Tue | Feb 25, 2020

Dear Doc | Does vagina size matter?

Published:Sunday | January 26, 2020 | 12:06 AM



Q I always knew men were hard to please, but there is something that I really want to know for myself so I can tell them when they are talking foolishness.

I have had men complain that I am too tight, and use that as a reason to not use condoms. I thought being ‘tight’ would be a good thing, so I want to know, when it comes to sex, does vagina size matter? Because no matter what I do, sex still feels uncomfortable for me.


A The age-old question of ‘does size matter’ is usually directed at men, but it is also a concern for some women as well.

Women often worry about the size of their vagina and how it affects sexual pleasure, particularly after having a baby. Not a lot of research has been done in this area and because there are so many variables at play in women’s sexuality, it is difficult to tell if vagina size and sexual pleasure are linked.

The vagina is a very elastic organ, and is accommodating and changeable. It is small enough to hold a tampon in place, and can expand enough to pass a child through. This is because the walls of the vagina fold together and collapse when unused, then expand when necessary.

The average measurements of a vagina is 2.75 inches to 3.25 inches in length when unstimulated, and when aroused, it increases to 4.25 inches to 4.75 inches.

But does vaginal length relate to sexual satisfaction? No one seems to know for sure.

The main issue women have with discomfort during sex typically occurs if the vagina is too short or too tight, and this tightness is regarding the vaginal opening.

When you are sexually aroused, the upper portion of the vagina lengthens, therefore pushing your cervix and uterus more inside the body. This is to prevent the penis from hitting the cervix during penetration and causing discomfort. That being said, stimulating the cervix may sometimes be pleasurable.

The vagina also releases natural lubrication so that penetration is less painful and done with ease. If penetration begins too soon and you are not sufficiently lubricated, you may experience pain. These natural processes, however, do not always mean sex is comfortable.

Approximately 30 per cent of women experience pain during vaginal intercourse.

If you are concerned that your vagina may be too small or tight, and is therefore causing intercourse to be uncomfortable or painful, there are several conditions that can affect how tight a vagina is and so affect sexual comfort. Most of these problems are minor and easily treated.

Insufficient arousal or lubrication

Sexual arousal provides the body with natural lubrication. Adequate foreplay will help ensure you have enough natural lubrication. If that is still not enough, and penetration still feels painful and is difficult even after foreplay, you can use a store-bought, water-based lubricant to help.Infection

Infections, including sexually transmitted infections, do not affect the tightness of your vagina, but they can make sex more painful.

Injury or trauma

An injury to your pelvis or your genitals may make sex painful. Wait until you have fully healed before engaging in sexual activity, especially after pregnancy and childbirth.

Psychological trauma also plays a role in painful intercourse. If you have ever been sexually assaulted, any sexual encounter may be difficult without having received adequate therapy after the incident.

Congenital abnormality

Some women are born with hymens that are thick and inflexible. During sex, a penis pushing against the hymen may feel painful. Even after the hymen tissue is torn, it may be painful when hit during sex. Having a retroverted uterus can also result in painful intercourse with some sexual positions.

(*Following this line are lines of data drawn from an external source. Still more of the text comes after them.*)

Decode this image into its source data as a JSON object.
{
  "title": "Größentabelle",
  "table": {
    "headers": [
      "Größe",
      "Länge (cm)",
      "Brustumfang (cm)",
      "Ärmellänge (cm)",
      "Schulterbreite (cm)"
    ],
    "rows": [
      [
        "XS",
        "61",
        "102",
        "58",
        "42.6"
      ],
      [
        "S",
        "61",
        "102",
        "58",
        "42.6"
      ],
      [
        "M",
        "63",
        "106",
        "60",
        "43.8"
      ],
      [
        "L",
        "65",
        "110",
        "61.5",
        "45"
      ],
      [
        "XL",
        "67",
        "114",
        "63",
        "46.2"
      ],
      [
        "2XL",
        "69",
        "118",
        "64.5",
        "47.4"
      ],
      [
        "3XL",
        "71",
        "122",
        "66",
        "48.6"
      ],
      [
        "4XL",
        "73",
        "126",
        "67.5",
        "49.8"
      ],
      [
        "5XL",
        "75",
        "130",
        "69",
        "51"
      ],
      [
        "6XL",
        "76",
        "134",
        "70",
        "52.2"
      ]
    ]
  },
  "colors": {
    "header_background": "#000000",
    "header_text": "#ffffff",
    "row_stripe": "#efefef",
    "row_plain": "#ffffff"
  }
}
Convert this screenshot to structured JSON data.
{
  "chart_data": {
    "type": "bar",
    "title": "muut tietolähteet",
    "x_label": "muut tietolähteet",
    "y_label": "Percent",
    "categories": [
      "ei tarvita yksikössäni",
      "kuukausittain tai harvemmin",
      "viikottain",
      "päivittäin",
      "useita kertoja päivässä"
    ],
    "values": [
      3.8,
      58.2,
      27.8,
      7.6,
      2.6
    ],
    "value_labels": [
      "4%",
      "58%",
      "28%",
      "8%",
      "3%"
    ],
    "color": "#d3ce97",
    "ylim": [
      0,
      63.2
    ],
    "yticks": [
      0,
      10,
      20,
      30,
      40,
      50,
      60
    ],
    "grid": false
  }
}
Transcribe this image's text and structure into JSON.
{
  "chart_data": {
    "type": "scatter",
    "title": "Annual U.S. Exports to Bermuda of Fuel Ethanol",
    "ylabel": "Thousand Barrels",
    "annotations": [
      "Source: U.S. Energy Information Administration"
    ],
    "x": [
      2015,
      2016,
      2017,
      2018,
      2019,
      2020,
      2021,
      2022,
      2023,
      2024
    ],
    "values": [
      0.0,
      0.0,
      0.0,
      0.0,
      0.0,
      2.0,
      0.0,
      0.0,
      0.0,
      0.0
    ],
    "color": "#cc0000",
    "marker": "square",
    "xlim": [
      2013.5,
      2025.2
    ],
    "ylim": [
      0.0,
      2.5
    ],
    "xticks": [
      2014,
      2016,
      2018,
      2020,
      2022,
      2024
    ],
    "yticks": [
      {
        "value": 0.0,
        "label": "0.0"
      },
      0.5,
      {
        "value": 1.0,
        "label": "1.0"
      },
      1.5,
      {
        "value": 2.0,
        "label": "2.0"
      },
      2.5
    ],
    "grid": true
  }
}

Vaginismus is a condition that causes involuntary contractions of your pelvic floor muscles. Before penetration, the condition causes the pelvic floor muscles to tighten so much that a penis cannot enter. This condition may be caused by anxiety or fear. Some people with this condition also have difficulty using tampons or having a pelvic exam.

Treatment involves a combination of therapies. In addition to sex therapy or talk therapy, your doctor will work with you to use vaginal dilators or trainers. These cone-shaped devices help you gain control of your pelvic floor and learn to release the involuntary muscular reaction you experience before penetration.

Each vagina is different, therefore you cannot rely on someone else’s experience or opinion to determine if your vagina is normal or not. You know your body best, so if something does not feel right during sex, stop. Find a solution that works for you, from the above listed possibilities, and try again.

If the pain or tightness is persistent, make an appointment to see your doctor.